The head of the symposium, who was in Tokyo last week, is urging young people to participate in the forum in May and see the world themselves at a time when many of them appear to be inward-looking.

“If today, Japanese youth or . . . any other youth decides to go inward and not go outward, then I think it is a very alarming signal for a society,” said Philip Erzinger, chief executive officer of St. Gallen Foundation for International Studies, which assists the International Students’ Committee, the symposium’s organizer.

“I would always encourage any youth from any country to think differently and actually venture out, go see the world, go broaden your horizon.”

Around 1,000 people, including leaders in politics, government, business, academia, media and students from around the world, participate in the annual symposium. The 2010 event saw 36 people from Japan take part, according to the organizers.

“It’s arguably one of the biggest (symposiums) of the world,” Erzinger said.

He was here Thursday and Friday to meet with supporters and potential speaker candidates for next year’s symposium.

Out of 200 young people from around the world, 18, both students and nonstudents, from Japan participated in the 2009 forum and 13 attended in 2010, according to the organizer’s data.

“This is a huge number,” said Erzinger, 38, adding Japanese students can gain a lot from participating in the forum.

“There are no other symposiums that bring together these two categories, leaders of today and leaders of tomorrow, in such a neutral platform of the university on a very high intellectual level,” he said.

Transportation and accommodation fees for the young people selected for the forum are covered by the students’ organizing body, he said.

Prominent speakers at past symposiums have included former European Commission President Romano Prodi, and from Japan, Rakuten Inc. Chairman Hiroshi Mikitani, Toyota Motor Corp. Chairman Fujio Cho and former Prime Minister Toshiki Kaifu.

Next year’s conference, to be held May 12 and 13, will focus on so-called power relations in society under the general topic of “Just Power.”

The forum will include keynote speeches, discussion panels and informal dialogue on such topics as the power of politics and weapons, of money and ownership, and of the voice.

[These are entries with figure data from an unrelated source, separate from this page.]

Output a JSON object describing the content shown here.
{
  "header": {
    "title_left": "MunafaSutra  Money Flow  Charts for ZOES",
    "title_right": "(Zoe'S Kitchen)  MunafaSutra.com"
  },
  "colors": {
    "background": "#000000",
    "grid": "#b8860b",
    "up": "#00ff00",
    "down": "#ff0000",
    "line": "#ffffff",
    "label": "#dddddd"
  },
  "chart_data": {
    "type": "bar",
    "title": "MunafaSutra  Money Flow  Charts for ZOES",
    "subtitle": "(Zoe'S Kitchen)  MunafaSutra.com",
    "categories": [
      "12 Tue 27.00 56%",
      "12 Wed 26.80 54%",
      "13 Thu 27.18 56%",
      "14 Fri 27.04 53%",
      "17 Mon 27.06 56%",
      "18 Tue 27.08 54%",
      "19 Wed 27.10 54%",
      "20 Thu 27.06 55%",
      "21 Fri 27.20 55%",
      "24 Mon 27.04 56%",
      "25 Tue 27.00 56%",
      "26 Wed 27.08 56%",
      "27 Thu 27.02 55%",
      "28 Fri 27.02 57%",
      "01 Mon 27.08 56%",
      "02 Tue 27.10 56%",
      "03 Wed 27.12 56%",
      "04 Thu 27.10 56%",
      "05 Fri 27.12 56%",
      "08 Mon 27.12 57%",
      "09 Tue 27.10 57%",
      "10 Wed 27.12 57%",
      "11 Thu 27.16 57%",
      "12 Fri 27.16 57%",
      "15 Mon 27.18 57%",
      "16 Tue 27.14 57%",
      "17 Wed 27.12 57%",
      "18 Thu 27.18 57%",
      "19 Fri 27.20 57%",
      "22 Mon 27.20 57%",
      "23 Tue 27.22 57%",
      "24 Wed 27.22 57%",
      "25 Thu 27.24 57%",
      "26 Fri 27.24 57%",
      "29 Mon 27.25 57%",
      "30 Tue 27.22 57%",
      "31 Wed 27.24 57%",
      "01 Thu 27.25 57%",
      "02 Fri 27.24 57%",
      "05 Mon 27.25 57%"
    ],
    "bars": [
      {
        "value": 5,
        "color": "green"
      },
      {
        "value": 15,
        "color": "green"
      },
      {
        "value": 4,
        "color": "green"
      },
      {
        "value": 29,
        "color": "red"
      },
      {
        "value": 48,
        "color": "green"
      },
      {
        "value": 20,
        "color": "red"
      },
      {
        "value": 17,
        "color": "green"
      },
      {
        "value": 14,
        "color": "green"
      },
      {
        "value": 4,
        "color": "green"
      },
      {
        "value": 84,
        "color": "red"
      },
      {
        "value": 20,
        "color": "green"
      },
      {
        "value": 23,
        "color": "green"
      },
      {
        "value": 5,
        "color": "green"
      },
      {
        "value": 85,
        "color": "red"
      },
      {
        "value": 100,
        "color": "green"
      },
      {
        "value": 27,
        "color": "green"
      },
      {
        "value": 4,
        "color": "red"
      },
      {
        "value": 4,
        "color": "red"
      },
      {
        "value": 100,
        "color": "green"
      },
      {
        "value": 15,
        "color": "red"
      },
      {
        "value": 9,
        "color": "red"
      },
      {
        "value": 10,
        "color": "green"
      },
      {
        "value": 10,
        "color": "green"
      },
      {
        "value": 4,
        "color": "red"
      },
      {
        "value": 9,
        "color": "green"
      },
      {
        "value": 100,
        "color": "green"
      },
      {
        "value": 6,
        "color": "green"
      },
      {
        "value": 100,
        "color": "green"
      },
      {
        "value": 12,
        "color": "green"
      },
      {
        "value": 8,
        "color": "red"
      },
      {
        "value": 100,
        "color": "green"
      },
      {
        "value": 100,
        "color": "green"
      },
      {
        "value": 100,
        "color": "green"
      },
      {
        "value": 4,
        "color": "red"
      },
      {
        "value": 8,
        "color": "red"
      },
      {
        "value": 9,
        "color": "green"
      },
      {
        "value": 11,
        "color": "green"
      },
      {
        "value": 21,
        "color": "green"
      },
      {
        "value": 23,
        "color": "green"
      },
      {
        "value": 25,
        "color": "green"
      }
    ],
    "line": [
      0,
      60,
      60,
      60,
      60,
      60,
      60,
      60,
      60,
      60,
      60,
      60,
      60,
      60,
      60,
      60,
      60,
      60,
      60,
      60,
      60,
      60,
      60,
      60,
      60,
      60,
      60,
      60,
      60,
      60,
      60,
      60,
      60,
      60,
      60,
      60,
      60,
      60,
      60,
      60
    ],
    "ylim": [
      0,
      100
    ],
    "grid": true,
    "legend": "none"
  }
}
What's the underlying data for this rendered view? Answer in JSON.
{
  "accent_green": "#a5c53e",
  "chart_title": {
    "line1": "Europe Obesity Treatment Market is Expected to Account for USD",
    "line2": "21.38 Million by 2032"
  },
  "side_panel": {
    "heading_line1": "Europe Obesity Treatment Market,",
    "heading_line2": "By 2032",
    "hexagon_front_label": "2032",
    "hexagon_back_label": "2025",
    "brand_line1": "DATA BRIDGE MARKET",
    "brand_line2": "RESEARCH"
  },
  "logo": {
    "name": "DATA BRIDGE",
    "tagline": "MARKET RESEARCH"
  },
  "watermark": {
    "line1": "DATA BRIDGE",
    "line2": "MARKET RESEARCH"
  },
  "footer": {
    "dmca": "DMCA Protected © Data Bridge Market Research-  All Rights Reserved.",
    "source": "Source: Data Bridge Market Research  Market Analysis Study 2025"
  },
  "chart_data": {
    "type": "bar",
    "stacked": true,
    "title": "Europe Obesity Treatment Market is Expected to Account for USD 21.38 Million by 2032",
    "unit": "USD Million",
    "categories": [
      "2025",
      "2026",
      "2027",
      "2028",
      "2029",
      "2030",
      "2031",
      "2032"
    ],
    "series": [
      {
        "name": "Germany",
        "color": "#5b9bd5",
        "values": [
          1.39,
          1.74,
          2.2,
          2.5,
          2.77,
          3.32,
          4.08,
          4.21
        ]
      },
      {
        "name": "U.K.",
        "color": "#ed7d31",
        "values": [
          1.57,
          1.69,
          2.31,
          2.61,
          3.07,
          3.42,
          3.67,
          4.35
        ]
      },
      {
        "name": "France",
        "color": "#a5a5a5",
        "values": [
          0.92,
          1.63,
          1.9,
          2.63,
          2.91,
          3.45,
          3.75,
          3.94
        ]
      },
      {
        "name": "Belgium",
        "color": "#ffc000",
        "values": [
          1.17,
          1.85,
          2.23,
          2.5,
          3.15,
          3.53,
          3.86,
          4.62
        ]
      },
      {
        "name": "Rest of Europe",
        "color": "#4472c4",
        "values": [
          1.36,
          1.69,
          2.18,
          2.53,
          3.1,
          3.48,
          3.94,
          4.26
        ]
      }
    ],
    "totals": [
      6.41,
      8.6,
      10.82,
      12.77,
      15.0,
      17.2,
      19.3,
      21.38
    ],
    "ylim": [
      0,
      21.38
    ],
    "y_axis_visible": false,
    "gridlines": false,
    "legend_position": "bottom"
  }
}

Speakers from Japan have yet to be decided.

One past Japanese speaker, Hitotsubashi University professor Yoko Ishikura, called the St. Gallen Symposium unique and meaningful for both leaders of today and tomorrow.

“For the leaders of today, they will have . . . the opportunity to interact with the leaders of tomorrow. But for the leaders of tomorrow, you will have a chance to interact with the leaders of today,” Ishikura noted. “That is distinctively different from the World Economic Forum, Davos. . . . Because that is essentially (involving) the leaders of today,” she said.

Graduate and postgraduate students from all fields of study, born in 1981 or later, are encouraged to apply for the symposium. Applicants must submit an essay or multimedia presentation in English or German related to next year’s topic by Feb. 1.

Via the essay competition, 100 students will be chosen and another 100 young people, mainly nonstudents, will be selected based on the organizer’s recommendations.

Erzinger said it is a challenge for Japanese and other young people participating in the symposium to stand up to the leaders of academia and business. But he said young participants should intellectually fight with the world leaders at the forum.

“Challenge your leaders and don’t be afraid of intellectual fights,” he said.